The African National Congress will press on Wednesday for a new tribunal to punish unscrupulous reporting that has been heavily criticised as a plan to muzzle the press.

The ANC’s media panel will meet behind closed doors at the party’s national general council, one of its most important political events in years, to iron out details of the plan heartily embraced by its leaders.

ANC head of organising Fikile Mbalula sits down for a chat with the M&G at the ANC’s national general council to give insight into the major issues, the leadership debate and more.

The influential international media group, the Committee to Protect Journalists, has said the media rules are reminiscent of draconian apartheid-era press laws and could stunt democracy.

The proposed media appeals tribunal is designed to investigate complaints and punish irresponsible reporting, the ANC has said.

But media organisations said the tribunal was a bid to crush investigative reporters who regularly expose corruption and hold the government accountable in a country where the ANC has a near two-thirds majority in Parliament.

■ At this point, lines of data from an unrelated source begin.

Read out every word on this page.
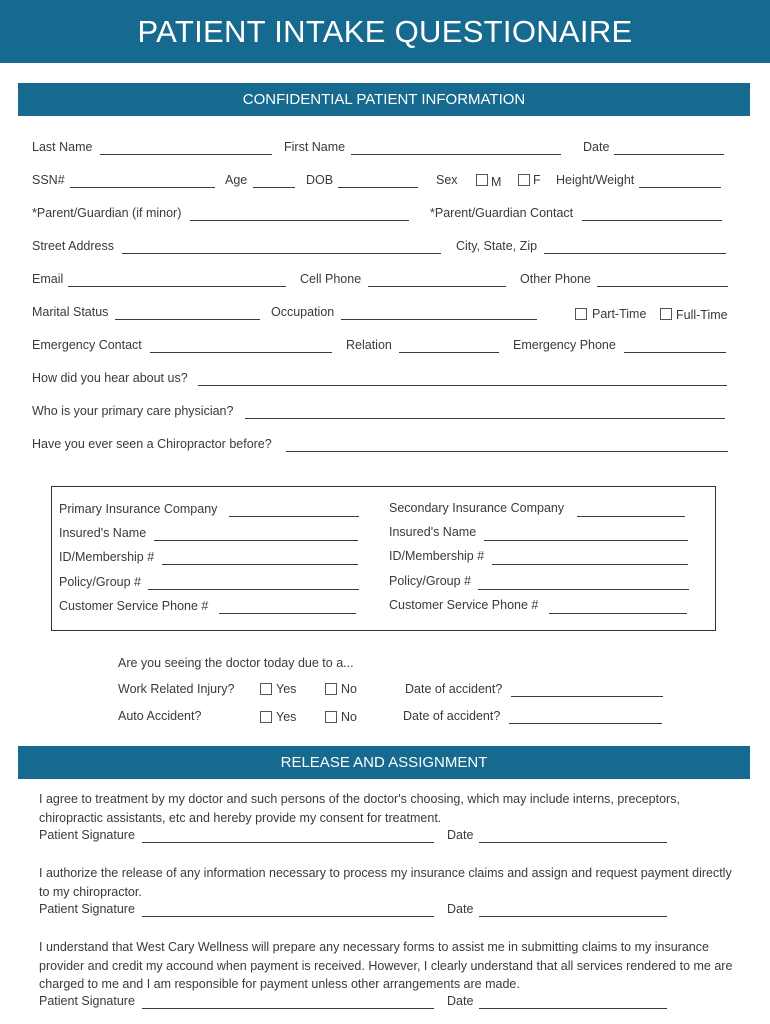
PATIENT INTAKE QUESTIONAIRE
CONFIDENTIAL PATIENT INFORMATION
Last Name	First Name	Date
SSN#	Age	DOB	Sex	M	F Height/Weight
*Parent/Guardian (if minor)	*Parent/Guardian Contact
Street Address	City, State, Zip
Email	Cell Phone	Other Phone
Marital Status	Occupation	Part-Time Full-Time
Emergency Contact	Relation	Emergency Phone
How did you hear about us?
Who is your primary care physician?
Have you ever seen a Chiropractor before?
Primary Insurance Company	Secondary Insurance Company
Insured's Name	Insured's Name
ID/Membership #	ID/Membership #
Policy/Group #	Policy/Group #
Customer Service Phone #	Customer Service Phone #
Are you seeing the doctor today due to a...
Work Related Injury?	Yes	No	Date of accident?
Auto Accident?	Yes	No	Date of accident?
RELEASE AND ASSIGNMENT
I agree to treatment by my doctor and such persons of the doctor's choosing, which may include interns, preceptors, chiropractic assistants, etc and hereby provide my consent for treatment.
Patient Signature	Date
I authorize the release of any information necessary to process my insurance claims and assign and request payment directly to my chiropractor.
Patient Signature	Date
I understand that West Cary Wellness will prepare any necessary forms to assist me in submitting claims to my insurance provider and credit my accound when payment is received. However, I clearly understand that all services rendered to me are charged to me and I am responsible for payment unless other arrangements are made.
Patient Signature	Date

Separately, Parliament is considering an information Bill ANC lawmakers said is designed to protect state secrets, but which media groups believe could hinder investigations.

If passed, the Bill would also restrict access to information from regulators and state-owned enterprises. Critics say that could cut investors off from information affecting equity, treasury and foreign exchange markets.

Easing concern among investors
During the first two days of the week-long meeting, the ANC eased concerns among investors by giving the cold shoulder to proposals to drastically devalue the rand and nationalise mines in the world’s fourth largest gold producer.

There had been speculation President Jacob Zuma could try to adopt left-leaning policies proposed by allies including the powerful Congress of South African Trade Unions to help mend strained relations with the group and firm up his popular support.

Zuma risks leaving the meeting in a weakened position if he cannot win back traditional supporters on the left or find new ones among the pro-business ranks in his divided ANC. That could hurt him over the remainder of his term expiring in 2014.

The central bank and the South African government have worried about the impact of a strong rand on exports and manufacturing.

The rand hit a new two-and-a-half year high of 7,0225 against the dollar on Wednesday and has gained about 25% since the start of 2009.